WaterShed Building
This is the first phase of a quarter-block project, developed by owners inspired to create a lively mixed-use building with an explosion of urban architecture. They were also intent on addressing the looming challenges of rainwater harvesting, energy consumption, and plastics reduction in building systems. After years of planning, construction began June 21, 2006.
Largely apartments above, the spacious units all feature terraces that balance views with privacy. My friend, mentor, and frequent collaborator Bill Roach was the building designer, and he designed the architectural form as well as many of the primary building details. One of my favorite such details is the integral gutter supports that are structural, but also endow the roof eaves with rhythm.

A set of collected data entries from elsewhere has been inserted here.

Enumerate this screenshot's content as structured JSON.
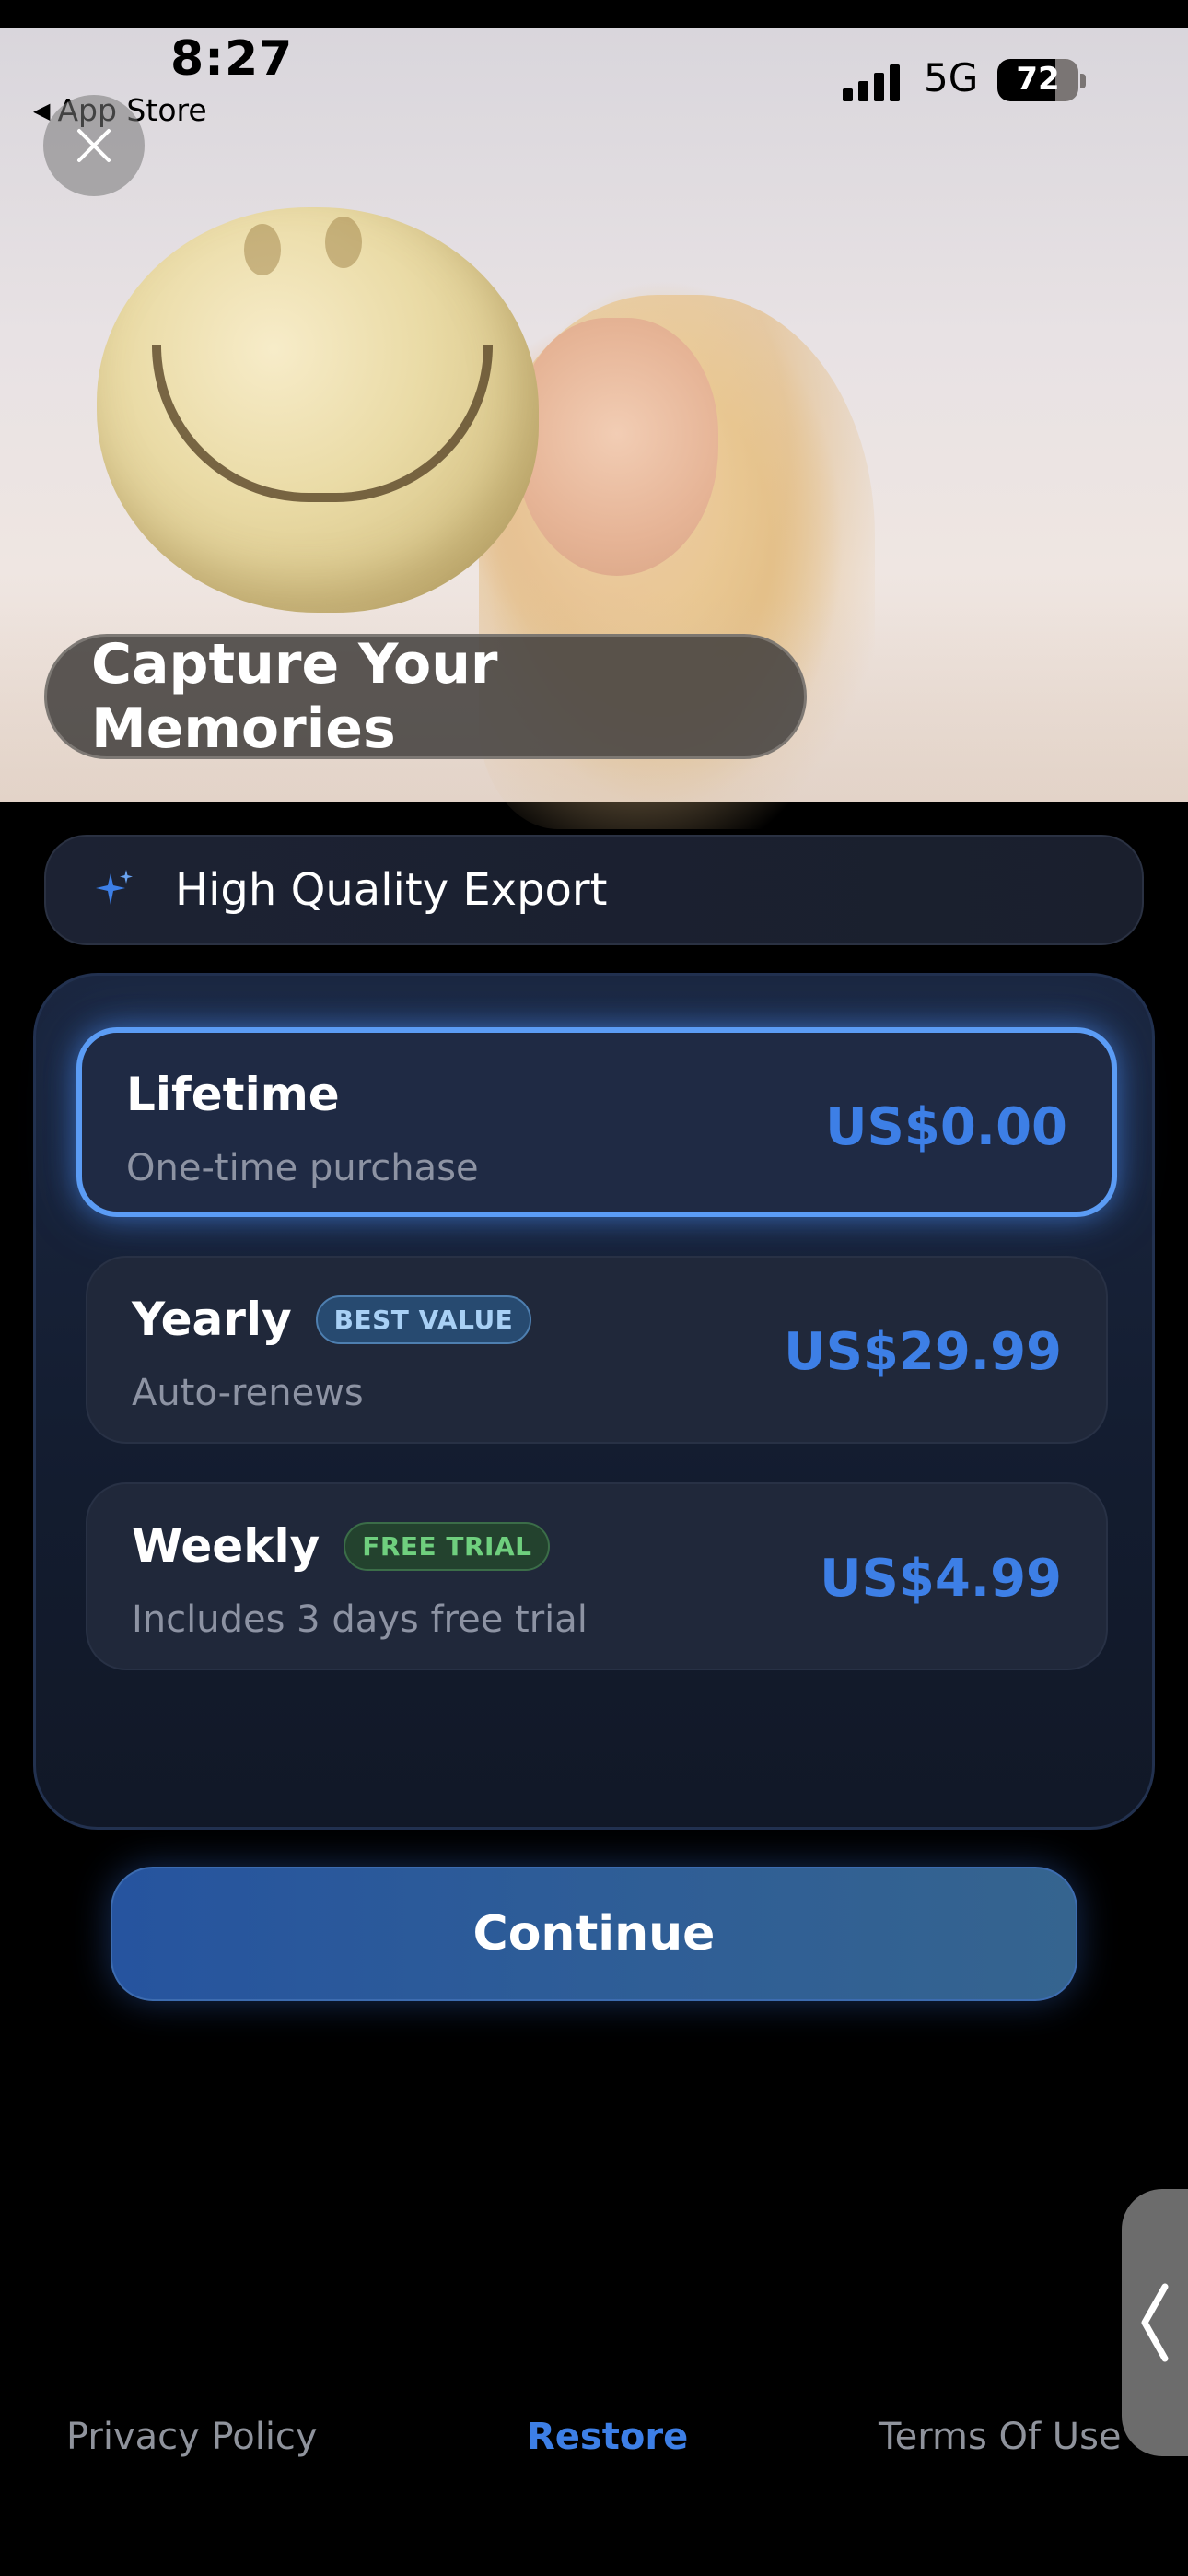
{
  "status_bar": {
    "time": "8:27",
    "back_label": "App Store",
    "network": "5G",
    "battery_level": "72",
    "battery_fraction": 0.72
  },
  "hero": {
    "headline": "Capture Your Memories"
  },
  "feature": {
    "icon": "sparkle-icon",
    "label": "High Quality Export"
  },
  "plans": [
    {
      "title": "Lifetime",
      "subtitle": "One-time purchase",
      "price": "US$0.00",
      "badge": "",
      "selected": true
    },
    {
      "title": "Yearly",
      "subtitle": "Auto-renews",
      "price": "US$29.99",
      "badge": "BEST VALUE",
      "selected": false
    },
    {
      "title": "Weekly",
      "subtitle": "Includes 3 days free trial",
      "price": "US$4.99",
      "badge": "FREE TRIAL",
      "selected": false
    }
  ],
  "continue_label": "Continue",
  "footer": {
    "privacy": "Privacy Policy",
    "restore": "Restore",
    "terms": "Terms Of Use"
  },
  "colors": {
    "accent": "#3d7fe6",
    "selected_border": "#5b9cf5",
    "best_value_badge": "#274a70",
    "free_trial_badge": "#23422e"
  }
}
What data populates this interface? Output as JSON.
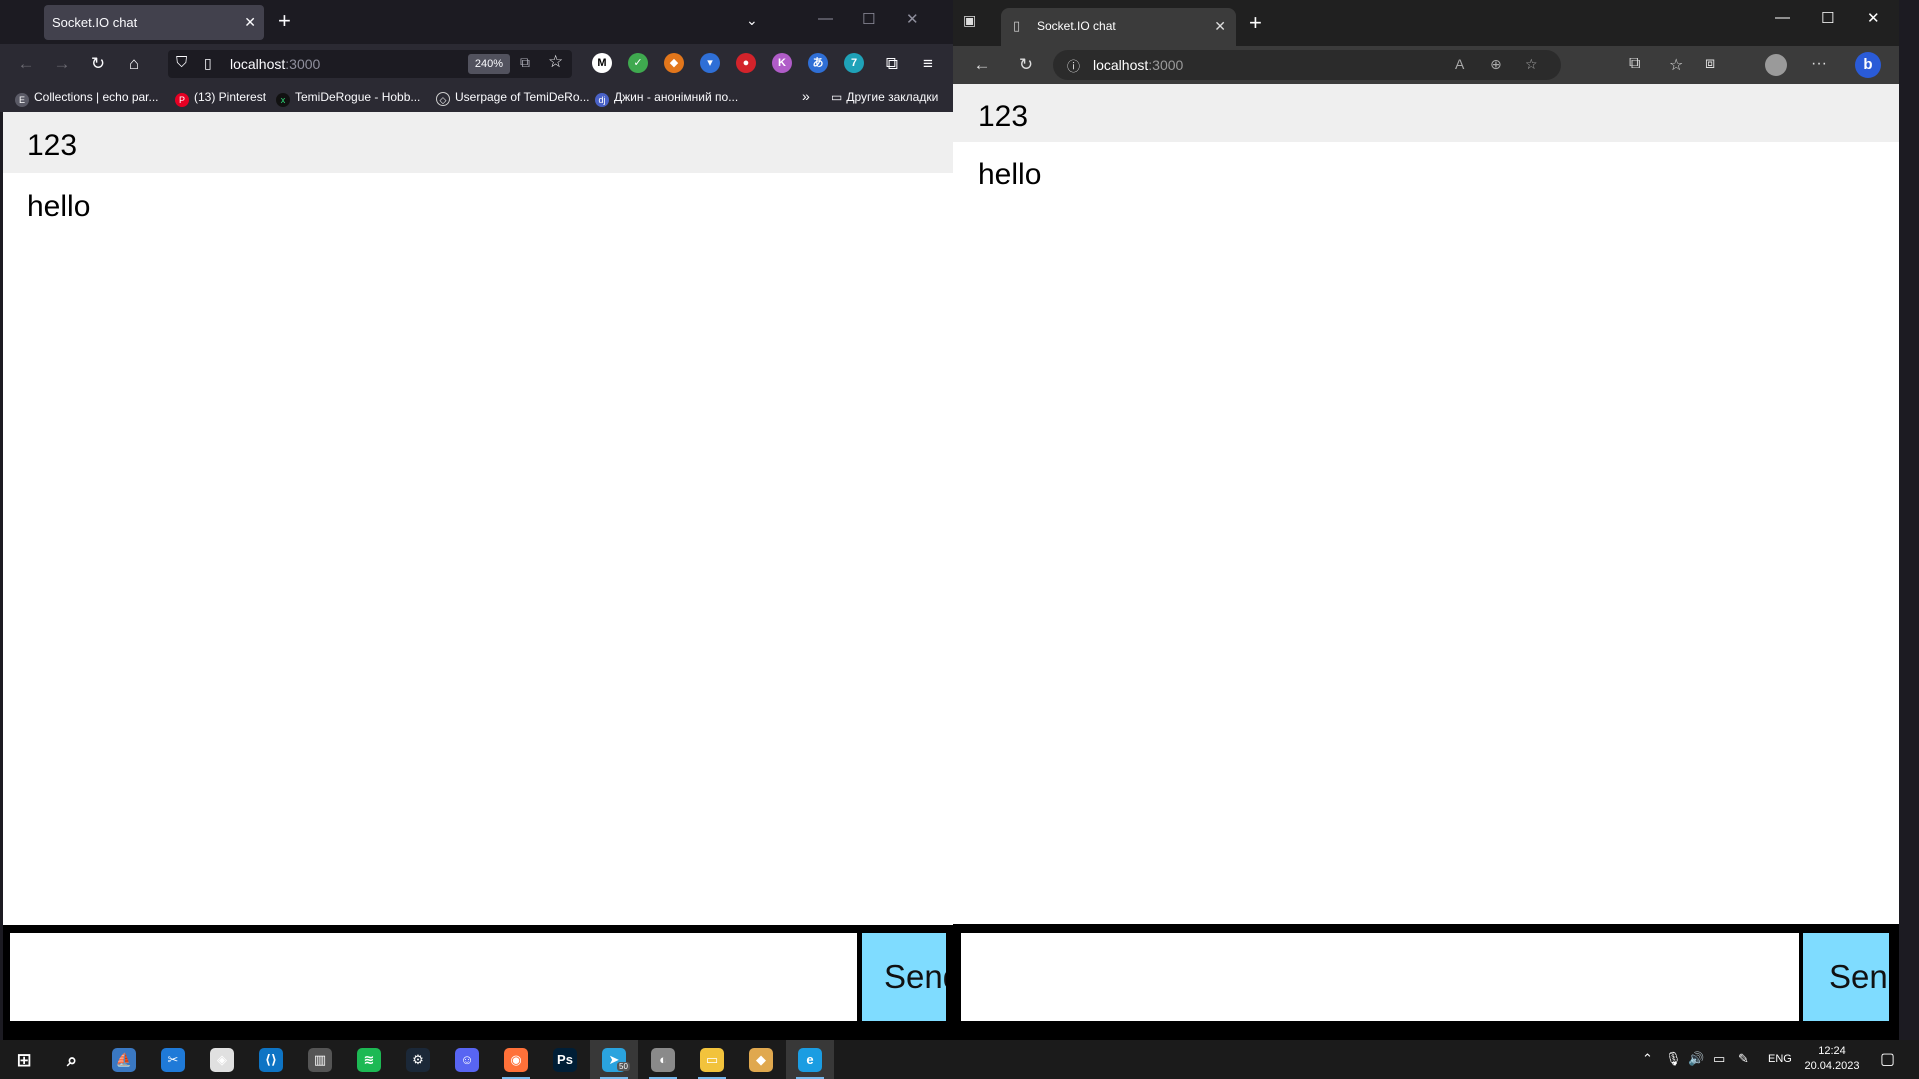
{
  "firefox": {
    "tab_title": "Socket.IO chat",
    "url_host": "localhost",
    "url_port": ":3000",
    "zoom": "240%",
    "bookmarks": [
      {
        "label": "Collections | echo par...",
        "icon": "collections-icon",
        "color": "#5a5a66"
      },
      {
        "label": "(13) Pinterest",
        "icon": "pinterest-icon",
        "color": "#e60023"
      },
      {
        "label": "TemiDeRogue - Hobb...",
        "icon": "hobbyx-icon",
        "color": "#111111"
      },
      {
        "label": "Userpage of TemiDeRo...",
        "icon": "userpage-icon",
        "color": "#2b2a33"
      },
      {
        "label": "Джин - анонімний по...",
        "icon": "djinni-icon",
        "color": "#4a62c7"
      }
    ],
    "other_bookmarks": "Другие закладки"
  },
  "edge": {
    "tab_title": "Socket.IO chat",
    "url_host": "localhost",
    "url_port": ":3000"
  },
  "chat": {
    "messages": [
      "123",
      "hello"
    ],
    "send_label": "Send"
  },
  "taskbar": {
    "apps": [
      {
        "name": "explorer-app-icon",
        "color": "#3a78c2",
        "glyph": "⛵"
      },
      {
        "name": "snip-app-icon",
        "color": "#1f7ad8",
        "glyph": "✂"
      },
      {
        "name": "unity-app-icon",
        "color": "#e0e0e0",
        "glyph": "◈"
      },
      {
        "name": "vscode-app-icon",
        "color": "#0e74c4",
        "glyph": "⟨⟩"
      },
      {
        "name": "app-icon",
        "color": "#555555",
        "glyph": "▥"
      },
      {
        "name": "spotify-app-icon",
        "color": "#1db954",
        "glyph": "≋"
      },
      {
        "name": "steam-app-icon",
        "color": "#1b2838",
        "glyph": "⚙"
      },
      {
        "name": "discord-app-icon",
        "color": "#5865f2",
        "glyph": "☺"
      },
      {
        "name": "firefox-app-icon",
        "color": "#ff7139",
        "glyph": "◉"
      },
      {
        "name": "photoshop-app-icon",
        "color": "#001e36",
        "glyph": "Ps"
      },
      {
        "name": "telegram-app-icon",
        "color": "#2aa3de",
        "glyph": "➤"
      },
      {
        "name": "shield-app-icon",
        "color": "#8a8a8a",
        "glyph": "◐"
      },
      {
        "name": "files-app-icon",
        "color": "#f2c33c",
        "glyph": "▭"
      },
      {
        "name": "git-app-icon",
        "color": "#e0a84e",
        "glyph": "◆"
      },
      {
        "name": "edge-app-icon",
        "color": "#1b9de2",
        "glyph": "e"
      }
    ],
    "telegram_badge": "50",
    "language": "ENG",
    "time": "12:24",
    "date": "20.04.2023"
  },
  "colors": {
    "send_button_bg": "#7fdcff",
    "odd_message_bg": "#efefef"
  }
}
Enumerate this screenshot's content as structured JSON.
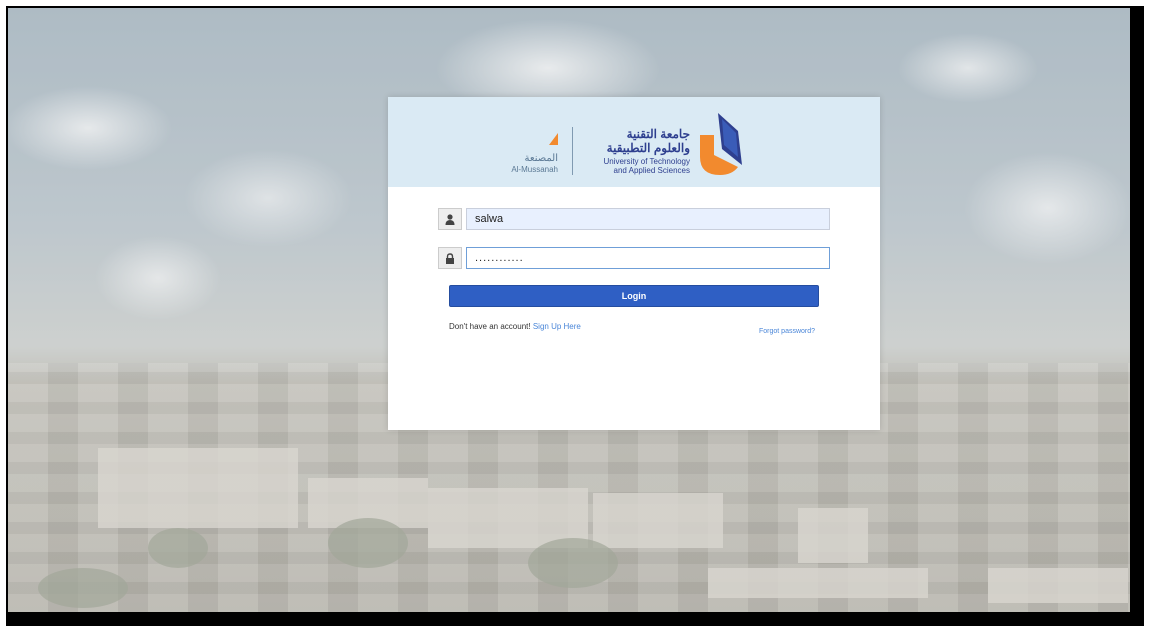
{
  "header": {
    "campus_arabic": "المصنعة",
    "campus_english": "Al-Mussanah",
    "university_arabic_line1": "جامعة التقنية",
    "university_arabic_line2": "والعلوم التطبيقية",
    "university_english_line1": "University of Technology",
    "university_english_line2": "and Applied Sciences"
  },
  "form": {
    "username_value": "salwa",
    "password_value": "............",
    "login_label": "Login",
    "signup_prompt": "Don't have an account!",
    "signup_link": "Sign Up Here",
    "forgot_link": "Forgot password?"
  },
  "colors": {
    "header_bg": "#daeaf4",
    "primary_button": "#2f5fc4",
    "link": "#4a86d8",
    "logo_orange": "#f28a2e",
    "logo_blue": "#2e3f8f"
  },
  "icons": {
    "username": "user-icon",
    "password": "lock-icon"
  }
}
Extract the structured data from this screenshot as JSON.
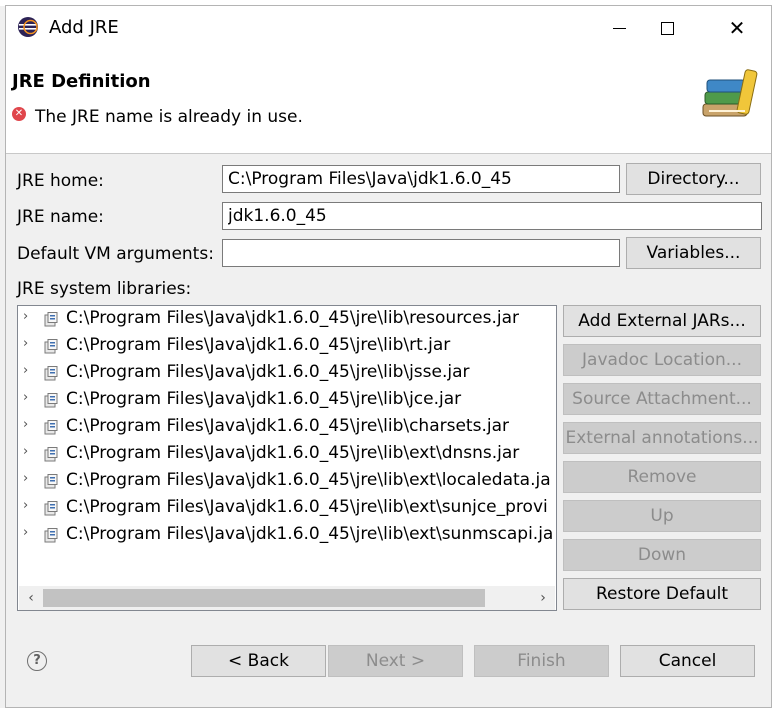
{
  "window": {
    "title": "Add JRE",
    "controls": {
      "minimize": "minimize",
      "maximize": "maximize",
      "close": "✕"
    }
  },
  "header": {
    "title": "JRE Definition",
    "error_message": "The JRE name is already in use."
  },
  "form": {
    "jre_home_label": "JRE home:",
    "jre_home_value": "C:\\Program Files\\Java\\jdk1.6.0_45",
    "directory_button": "Directory...",
    "jre_name_label": "JRE name:",
    "jre_name_value": "jdk1.6.0_45",
    "vm_args_label": "Default VM arguments:",
    "vm_args_value": "",
    "variables_button": "Variables...",
    "libraries_label": "JRE system libraries:"
  },
  "libraries": [
    "C:\\Program Files\\Java\\jdk1.6.0_45\\jre\\lib\\resources.jar",
    "C:\\Program Files\\Java\\jdk1.6.0_45\\jre\\lib\\rt.jar",
    "C:\\Program Files\\Java\\jdk1.6.0_45\\jre\\lib\\jsse.jar",
    "C:\\Program Files\\Java\\jdk1.6.0_45\\jre\\lib\\jce.jar",
    "C:\\Program Files\\Java\\jdk1.6.0_45\\jre\\lib\\charsets.jar",
    "C:\\Program Files\\Java\\jdk1.6.0_45\\jre\\lib\\ext\\dnsns.jar",
    "C:\\Program Files\\Java\\jdk1.6.0_45\\jre\\lib\\ext\\localedata.ja",
    "C:\\Program Files\\Java\\jdk1.6.0_45\\jre\\lib\\ext\\sunjce_provi",
    "C:\\Program Files\\Java\\jdk1.6.0_45\\jre\\lib\\ext\\sunmscapi.ja"
  ],
  "library_buttons": {
    "add_external_jars": "Add External JARs...",
    "javadoc_location": "Javadoc Location...",
    "source_attachment": "Source Attachment...",
    "external_annotations": "External annotations...",
    "remove": "Remove",
    "up": "Up",
    "down": "Down",
    "restore_default": "Restore Default"
  },
  "footer": {
    "back": "< Back",
    "next": "Next >",
    "finish": "Finish",
    "cancel": "Cancel",
    "help": "?"
  },
  "colors": {
    "dialog_bg": "#f0f0f0",
    "header_bg": "#ffffff",
    "error_red": "#e0464c",
    "disabled_text": "#8c8c8c"
  },
  "icons": {
    "app": "eclipse-icon",
    "header": "books-icon",
    "error": "error-icon",
    "library": "jar-icon",
    "help": "help-icon"
  }
}
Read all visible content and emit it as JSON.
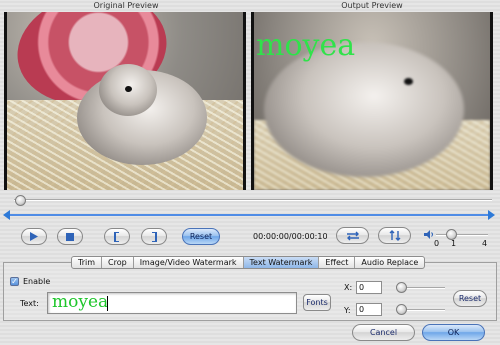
{
  "previews": {
    "original_title": "Original Preview",
    "output_title": "Output Preview",
    "watermark_overlay": "moyea"
  },
  "playback": {
    "reset_label": "Reset",
    "time": "00:00:00/00:00:10",
    "volume_ticks": [
      "0",
      "1",
      "4"
    ],
    "volume_level": 1
  },
  "tabs": [
    {
      "label": "Trim",
      "active": false
    },
    {
      "label": "Crop",
      "active": false
    },
    {
      "label": "Image/Video Watermark",
      "active": false
    },
    {
      "label": "Text Watermark",
      "active": true
    },
    {
      "label": "Effect",
      "active": false
    },
    {
      "label": "Audio Replace",
      "active": false
    }
  ],
  "watermark": {
    "enable_label": "Enable",
    "enabled": true,
    "text_label": "Text:",
    "text_value": "moyea",
    "fonts_label": "Fonts",
    "x_label": "X:",
    "x_value": "0",
    "y_label": "Y:",
    "y_value": "0",
    "reset_label": "Reset"
  },
  "dialog": {
    "cancel_label": "Cancel",
    "ok_label": "OK"
  },
  "colors": {
    "watermark_text": "#30e24a",
    "accent_blue": "#2e7ad8"
  }
}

It was one of the owners, Jeff Wilson-Charles, who sought out the perfect building material, which we found in aerated autoclaved concrete (AAC) supplied by a philosophy professor with ties to a high-tech German plant in Mexico. It was a project full of such serendipitous connections between arts and crafts, and professionals and craftsmen.
The design-build landscape team of Mosaic Gardens designed the wonderful cor-ten fountain, plantings and courtyard layout, using the fountain as a focal point to organize the benches and planters flanking it. As the construction project manager I also worked separately as a design consultant to the owners. Wearing both hats I was constantly helping develop and/or execute such details and ideas about lasting materials we could employ in aesthetically pleasing ways.
I helped develp the planters from Mosaic's vision for clean boxy vessels, and the owner's desire to use a simple industrial module--a local catch basin manufacturer fabricated them.
Some designs were about solving multiple problems or opportunities such as here with the mailbox shroud that is also insulating and protecting major building infrastructure, including a 2" water main valve behind one panel. I also designed the hanging bike racks here from rebar that was then powder coated. This was based on an idea architect Galen Ohmart developed for the hanging bicycle parking at the Solarc A & E offices.
Interiors were interesting, with exposed services alongside refined craftsmanship. The leftover wood from John Jones and crew's window and door production was used to create the building's cabinets and interior doors.
To get such refined wood, we hired a small salvage logger to harvest windfalls and otherwise non-commercial trees from high in the Cascades. This gave us access to older growth wood, but even then only about 30% of it works for windows and doors, so we had the rest milled into 3x T&G decking to support the building's concrete radiant apartment floors.
I developed the interior countertops from a hand-mixed dry concrete perfected while casting the exterior parapets and wall caps. I mixed it so dry that expansion joints were not required, and it seems to be holding up well outside. Inside, there were many cantilevers and we used a lot of welded rebar to keep the slabs thin at 2-1/4". It often took 14-hr days from the mixing early in the morning to the final trowel pass late at night, but I was able to carry on my management duties between passes and even during finishing on the phone.
courtyard planters with concrete benches
A flat backside awaiting phase II courtyard expansion
I developed a guard and handrail design for the apartments with the owners' input regarding aesthetics and materials reuse (rebar and salvaged lumber). We had enough rebar left over from the foundation to do the entire building's worth.
Different areas lent themselves to varying hand and guardrail solutions:
a daylit fire stair with concrete cap and bent plate handrail
This was my first free form guardrail, based on a napkin sketch and made by bending salvaged #3 rebar pieces over the knee
the galvanized steel bridge connecting building halves with cistern at right.
During construction, I spent considerable effort helping the owner accomplish a dream of constructing corrugated metal water storage cisterns with EPDM baggies as liners. There were many details concerning how to clamp the baggie in, how to then access the water through the cistern wall, and even how to install it all in the first place.
I also took on the interesting challenge of creating a cost-effective door frame system in galvanized metal that reflected what John Jones' window frames do in stainless steel. Both varieties are what provide anchorage to and flashing into the thick walls.
I designed a series of light fixtures using sandblasted glass and rebar--shown here are the three key species of wood for the building: (from left: Incense cedar, alaskan yellow cedar, and douglas fir). There are many more of these fixtures featuring other designs both by me and Victoria Wilson-Charles. I used masking tape to create the reliefs for sandblasting, and still recall enjoying the design process for this glass, cutting the tape out alongside my woodstove in the evenings.
A few years later, I designed and installed gates using more rebar, but in hoops this time, and at an apartment patio at grade.
For this project I made a preliminary sketch, but didn't finalize layout until parts were on the fab table. The latch uses cast chainlink fence components.